Proceedings of the fifth Benelux Bioinformatics Conference pages:1-1
Benelux Bioinformatics Conference edition:5 location:Liege, Belgium date:14-15 December 2009
In several experimental procedures in bio-informatics, mass spectrography is an essential step. It is a challenging problem to extract as much information as possible from the resulting mass spectrogram. Ideally, one starts from a pure substance and desires to determine from the fragment peaks in the spectrogram the structure of the original molecule.
One possible strategy is to search in the space of all molecules for molecules that could have generated the observed spectrum. This is a non-trivial computational problem, as the space of 1all molecules is huge. In this work, we represent the molecules with graphs and we investigate the possibility to use recent and highly efficient graph pattern listing techniques to address this problem.
In order to decide whether a molecule could have generated the observed spectrum, one has to take into account two factors. First, there is the a priori likelihood of the molecule. E.g. when analyzing proteins, sequences that are equal or very similar to parts of the genome are more likely than unrelated sequences. Second, it should be taken into account how likely the observed spectrum is, given the proposed molecule. Usually, one hopes that the molecule produces a sufficiently diverse set of fragments so that the massess of many subgraphs of the graph to find are observed.
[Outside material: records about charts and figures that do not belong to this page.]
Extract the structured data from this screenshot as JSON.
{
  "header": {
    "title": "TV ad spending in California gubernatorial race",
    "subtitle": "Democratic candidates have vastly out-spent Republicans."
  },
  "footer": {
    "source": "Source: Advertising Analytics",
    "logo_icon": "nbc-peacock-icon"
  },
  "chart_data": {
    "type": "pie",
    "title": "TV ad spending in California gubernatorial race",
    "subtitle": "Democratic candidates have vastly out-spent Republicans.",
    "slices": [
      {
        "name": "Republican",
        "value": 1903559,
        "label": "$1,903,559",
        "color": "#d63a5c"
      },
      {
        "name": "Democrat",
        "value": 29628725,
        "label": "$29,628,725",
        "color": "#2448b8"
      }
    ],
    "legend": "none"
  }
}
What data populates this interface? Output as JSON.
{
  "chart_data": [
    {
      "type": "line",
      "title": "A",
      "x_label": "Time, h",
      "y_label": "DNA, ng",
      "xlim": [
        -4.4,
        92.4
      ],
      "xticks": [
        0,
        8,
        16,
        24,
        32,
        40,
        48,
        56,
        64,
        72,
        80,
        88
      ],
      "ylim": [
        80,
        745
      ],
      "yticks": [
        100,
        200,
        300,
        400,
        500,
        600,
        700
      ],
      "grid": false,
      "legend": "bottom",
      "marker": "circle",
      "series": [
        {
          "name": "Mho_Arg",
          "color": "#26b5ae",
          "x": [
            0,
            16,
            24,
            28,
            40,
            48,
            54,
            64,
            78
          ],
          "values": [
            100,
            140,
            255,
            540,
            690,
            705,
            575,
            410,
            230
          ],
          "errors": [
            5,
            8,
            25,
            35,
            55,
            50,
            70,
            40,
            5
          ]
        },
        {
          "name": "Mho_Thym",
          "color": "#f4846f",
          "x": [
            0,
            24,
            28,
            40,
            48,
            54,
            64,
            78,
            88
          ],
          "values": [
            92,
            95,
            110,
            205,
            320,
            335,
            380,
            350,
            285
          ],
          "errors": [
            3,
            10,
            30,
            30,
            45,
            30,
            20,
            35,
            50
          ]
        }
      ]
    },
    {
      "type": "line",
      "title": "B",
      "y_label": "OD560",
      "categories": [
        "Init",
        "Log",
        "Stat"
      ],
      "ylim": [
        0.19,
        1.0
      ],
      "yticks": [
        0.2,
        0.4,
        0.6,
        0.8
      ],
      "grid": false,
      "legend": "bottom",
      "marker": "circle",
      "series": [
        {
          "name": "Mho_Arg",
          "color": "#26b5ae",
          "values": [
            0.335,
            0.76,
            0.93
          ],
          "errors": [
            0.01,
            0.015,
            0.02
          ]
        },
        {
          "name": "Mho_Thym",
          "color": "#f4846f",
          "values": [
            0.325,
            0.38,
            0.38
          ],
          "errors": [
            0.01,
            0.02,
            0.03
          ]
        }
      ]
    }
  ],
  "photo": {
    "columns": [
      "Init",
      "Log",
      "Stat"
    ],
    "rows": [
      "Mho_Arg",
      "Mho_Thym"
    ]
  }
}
We will focus here on the listing part, i.e. the task to list all molecular graphs in a particular constrained space efficiently and without isomorphic duplicates. In the fields of data mining and graph theory, this problem has been studied in some depth. A rather generic result is given by Ramon and Nijssen, who show that one can list all elements of a monotone graph class with polynomial delay; i.e. such that the time needed between any two solutions is bounded by a polynomial in the input size. A graph class is monotone if it holds for all elements of the class that all subgraphs are also elements. This is typically a good property in the mass spectrography application where all subgraphs of a molecular graph are potentially observed fragments. It allows for focusing on the part of the search space with the highest likelihood according to a prior model of the fragmentation probabilities.
We investigate further possibilities to constrain or direct the search. One can show that it is possible to efficiently list molecules satisfying constraints such as a given total mass, a given total number of atoms of the different types, and a given set of possible degrees of nodes (valencies of atom types). However, listing problems that combine such constraints with the requirement that solutions should contain (or not contain) certain subgraphs (or subgraphs of certain weights) may not be solvable in output-polynomial time.
In ongoing work, we also consider the easier case of proteins, which have a linear structure (even though post-translational modifications can generate significant side chains). We'd also like to get a deeper understanding of the fragmentation probabilities as this would allow a better prioritizing in our search methods.